Perlu adanya dialog yang konstruktif antara pemerintah, investor, dan masyarakat nelayan untuk mencari solusi yang saling menguntungkan. Komitmen pemerintah untuk mendengarkan aspirasi masyarakat dan mencari solusi yang berkelanjutan sangat penting untuk menghindari konflik dan memastikan pembangunan yang adil dan berkelanjutan.

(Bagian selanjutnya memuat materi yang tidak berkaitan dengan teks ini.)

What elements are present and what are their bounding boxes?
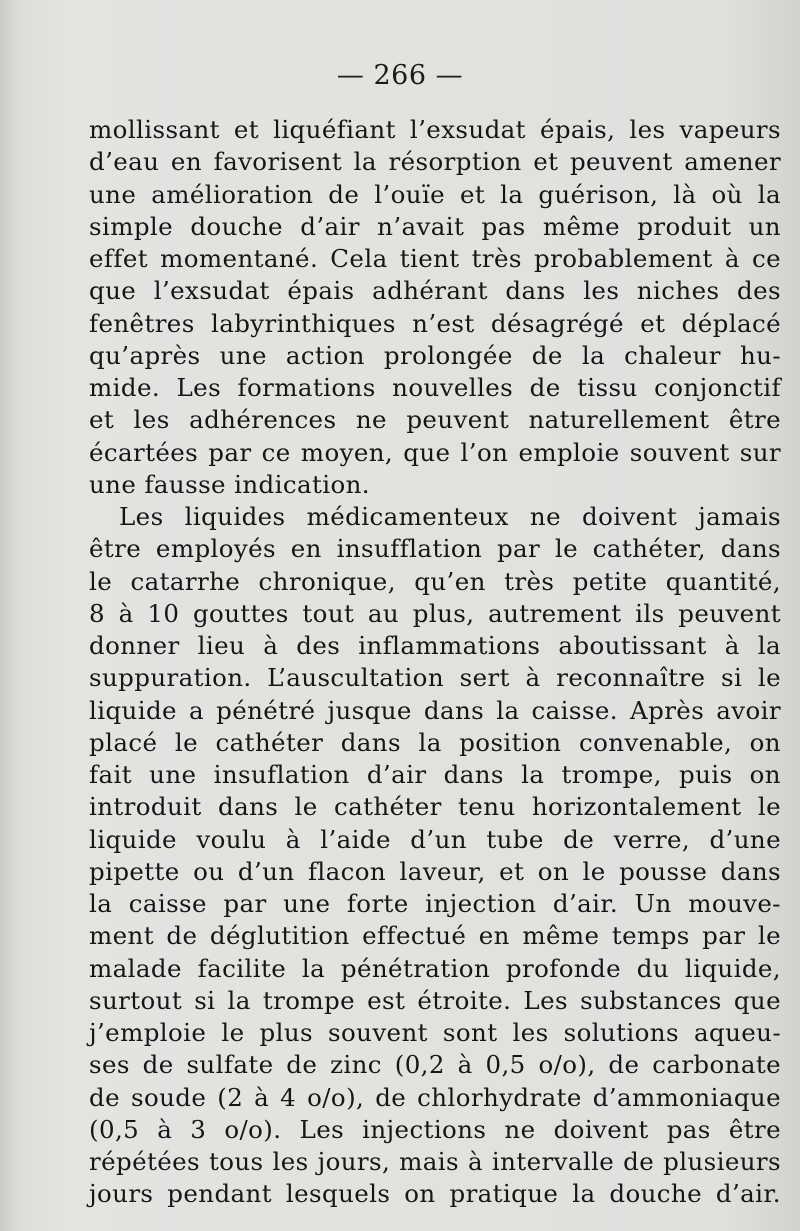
text-line: placé le cathéter dans la position convenable, on [89, 727, 781, 757]
text-line: fenêtres labyrinthiques n’est désagrégé et déplacé [89, 308, 781, 338]
text-line: ses de sulfate de zinc (0,2 à 0,5 o/o), de carbonate [89, 1050, 781, 1080]
text-line: mollissant et liquéfiant l’exsudat épais, les vapeurs [89, 115, 781, 144]
text-line: ment de déglutition effectué en même temps par le [89, 921, 781, 951]
text-line: surtout si la trompe est étroite. Les substances que [89, 985, 781, 1015]
text-line: 8 à 10 gouttes tout au plus, autrement ils peuvent [89, 598, 781, 628]
text-line: qu’après une action prolongée de la chaleur hu- [89, 340, 781, 370]
text-line: malade facilite la pénétration profonde du liquide, [89, 953, 781, 983]
text-line: j’emploie le plus souvent sont les solutions aqueu- [89, 1018, 781, 1047]
text-line: donner lieu à des inflammations aboutissant à la [89, 631, 781, 660]
text-line: liquide a pénétré jusque dans la caisse. Après avoir [89, 695, 781, 725]
text-line: mide. Les formations nouvelles de tissu conjonctif [89, 373, 781, 402]
text-line: répétées tous les jours, mais à intervalle de plusieurs [89, 1147, 781, 1176]
text-line: fait une insuflation d’air dans la trompe, puis on [89, 760, 781, 789]
body-text [89, 114, 781, 1211]
text-line: et les adhérences ne peuvent naturellement être [89, 405, 781, 435]
text-line: (0,5 à 3 o/o). Les injections ne doivent pas être [89, 1114, 781, 1144]
text-line: une amélioration de l’ouïe et la guérison, là où la [89, 179, 781, 209]
text-line: introduit dans le cathéter tenu horizontalement le [89, 792, 781, 822]
text-line: simple douche d’air n’avait pas même produit un [89, 211, 781, 241]
text-line: être employés en insufflation par le cathéter, dans [89, 534, 781, 564]
text-line: la caisse par une forte injection d’air. Un mouve- [89, 889, 781, 918]
text-line: le catarrhe chronique, qu’en très petite quantité, [89, 566, 781, 596]
text-line: effet momentané. Cela tient très probablement à ce [89, 244, 781, 273]
text-line: jours pendant lesquels on pratique la douche d’air. [89, 1179, 781, 1209]
text-line: de soude (2 à 4 o/o), de chlorhydrate d’ammoniaque [89, 1082, 781, 1112]
text-line: écartées par ce moyen, que l’on emploie souvent sur [89, 437, 781, 467]
paragraph-first-line: Les liquides médicamenteux ne doivent jamais [119, 502, 781, 531]
text-line: que l’exsudat épais adhérant dans les niches des [89, 276, 781, 306]
text-line: pipette ou d’un flacon laveur, et on le pousse dans [89, 856, 781, 886]
text-line: une fausse indication. [89, 469, 370, 499]
text-line: d’eau en favorisent la résorption et peuvent amener [89, 147, 781, 177]
text-line: liquide voulu à l’aide d’un tube de verre, d’une [89, 824, 781, 854]
text-line: suppuration. L’auscultation sert à reconnaître si le [89, 663, 781, 693]
page-number: — 266 — [336, 60, 464, 91]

Aksi damai yang dilakukan nelayan Rempang merupakan bentuk aspirasi dan harapan mereka agar pemerintah memperhatikan nasib dan kelangsungan hidup mereka. Pemerintah perlu merespon aspirasi tersebut dengan bijak dan mencari solusi yang dapat menyeimbangkan kepentingan pembangunan dengan kelestarian lingkungan dan kesejahteraan masyarakat.